Roanoke Times Copyright (c) 1995, Landmark Communications, Inc. DATE: FRIDAY, September 17, 1993 TAG: 9309170097 SECTION: NATIONAL/INTERNATIONAL PAGE: A-1 EDITION: METRO SOURCE: RICHARD COLE ASSOCIATED PRESS DATELINE: MIAMI LENGTH: Medium
Harvey's stepfather didn't appear on "Oprah." His mother wasn't invited to the governor's mansion. No European newspaper wrote an indignant headline. Local reporters never even mentioned him. No reward was offered.
Harvey, 33, took a bullet in the chest late Saturday. He died in the center of Pierce Street, among neat, single-family homes in the black, middle-class Miami suburb of Richmond Heights.
"We were advised by a passerby that a body was lying in a pool of blood," Metro-Dade police spokeswoman Lizette Williams said after leafing through reports to find the case. "We have no subject information, no clue as to the motive. We have no suspect."

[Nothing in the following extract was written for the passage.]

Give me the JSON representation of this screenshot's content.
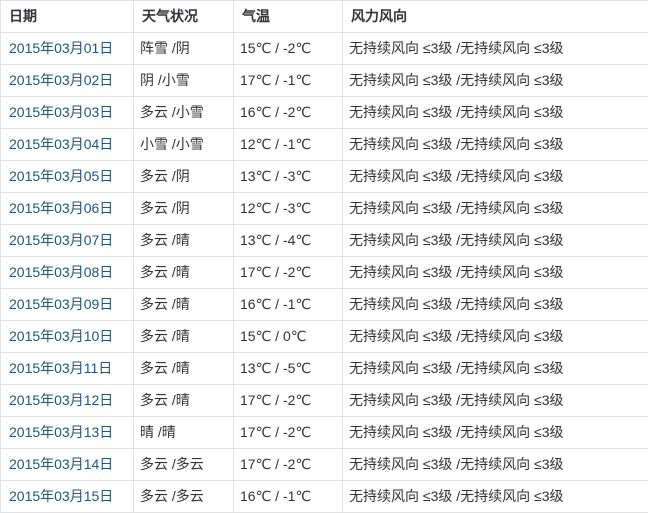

In Florida, as across the United States, many more Michael Harveys die than foreign tourists.
Last year, according to Linda Harless, a statistician at the Florida Department of Law Enforcement, the state recorded 1,191 murders. Twenty-two of the victims were nonresidents. In 1991, when 1,276 people were killed, 30 came from outside Florida. In 1990, 29 of that year's 1,387 murder victims were non-Floridians.
Such imbalance in the numbers and resultant media attention also caught the eye of New York Times columnist Russell Baker, who wrote in editions published the day Harvey died:
"It's a sign of the American decline that eight tourists murdered in Florida capture national headlines when the thousands and thousands of Americans routinely murdered cause such little splash. It reverses the old joke about American narcissism (`Two Americans Injured as Asia Earthquake Kills 200,000'). When it comes to murder, it's now Americans who don't matter."
Thursday, Harvey's stepfather, telephone company employee James Latham, buried his stepson after a funeral service at Covenant Baptist Church in Florida City.
Earlier, as he repaired hurricane damage to windows at his home, where Harvey also lived, Latham said he didn't want to talk about his stepson's murder or provide any details about his life. It pains Harvey's mother, he says.
He says he can understand why the killings of German and British visitors get more attention - but then the bitterness creeps in, and his eyes flash.
"I've lived in Miami since 1963. I know how it works," Latham says. "This country isn't geared toward human beings. It's geared toward only one thing - m-o-n-e-y."
Police feel the inequity just as deeply, says Detective Don Blocker of Metro-Dade police. He comes from a rural Georgia town where a police siren would send the entire population scurrying to see what happened. In Dade County, he finds, people don't even turn their heads.
"We've gotten so callous here, we don't pay any attention until it's something extraordinary," says Blocker. "Sometimes it's the reaction of people from outside, sometimes it's because of public pressure - then we'll form a task force."
His department is tracking a serial rapist in the Liberty City area who attacks schoolgirls, he noted. They have publicly identified a suspect but cannot find him, and over the weekend he struck again, this time kidnapping a little boy who was later released.
The detective is frustrated by the community's indifference.
"There hasn't been a reward raised. There hasn't been any ruckus," he says. "It's a vivid example. Nobody's paying attention."